However, once transition spool 330 is secured to riser adapter 145,
the upward facing wellhead connector coupling 150a is available for
landing and connecting BOP 310, which is typically a more straight
forward procedure similar to conventional subsea BOP installation
operations. In FIGS. 11A-D, transition spool 330 is shown being
controllably lowered subsea and secured to flex joint 143; and in
FIGS. 11E-H, BOP 310 is shown being controllably lowered subsea and
secured to transition spool 330.
[0080] To prepare flange 145a for sealing with flange 334, riser
115 is removed from flex joint 143, and any tubulars or debris
extending upward from flange 145a are preferably cut off
substantially flush with flange 145a. In addition, riser adapter
145 is preferably oriented vertically and locked in the vertical
position.
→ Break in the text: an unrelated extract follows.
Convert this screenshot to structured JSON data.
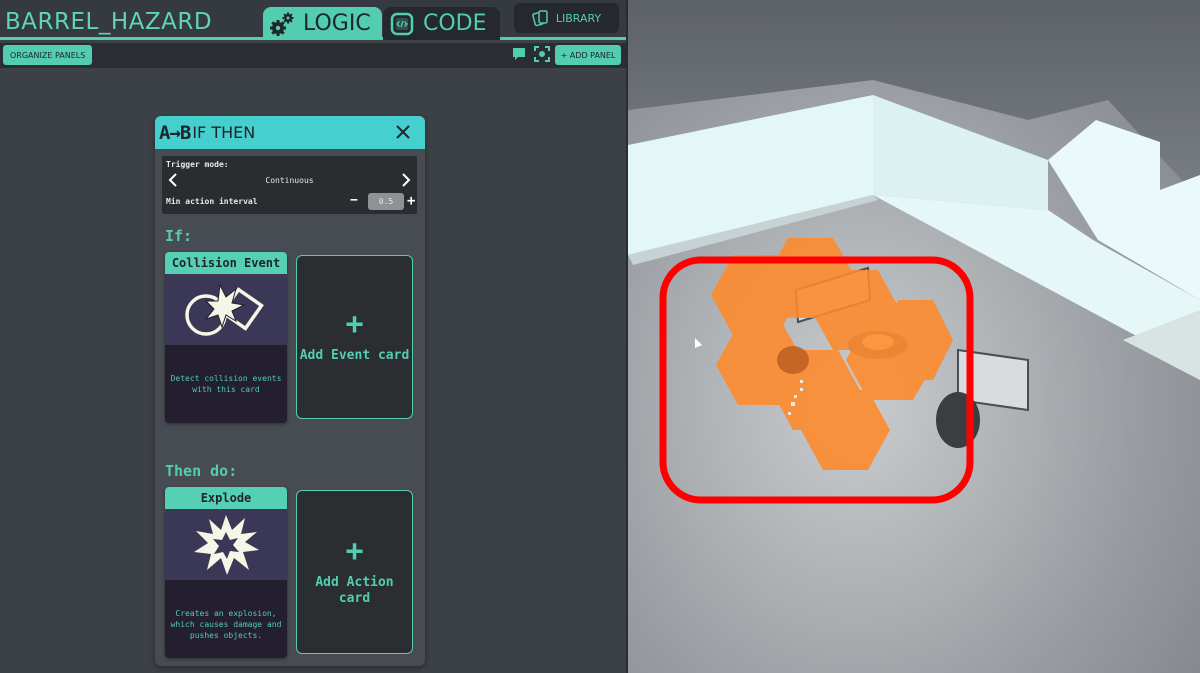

Examples of suitable systems and methods for orienting
riser adapter 145 vertically and locking riser adapter 145 in the
vertical orientation are disclosed in U.S. patent application No.
61/482,132 filed May 3, 2011, and entitled "Adjustment and
Restraint System for a Subsea Flex Joint," which is hereby
incorporated herein by reference in its entirety for all
purposes.
[0081] Referring first to FIG. 11A, transition spool 330 is shown
being controllably lowered subsea with a plurality of cables 180
secured to spool 330 and extending to a surface vessel. Due to the
weight of spool 330, cables 180 are preferably relatively strong
cables (e.g., steel cables) capable of withstanding the anticipated
tensile loads. A winch or crane mounted to a surface vessel is
preferably employed to support and lower spool 330 on cables 180.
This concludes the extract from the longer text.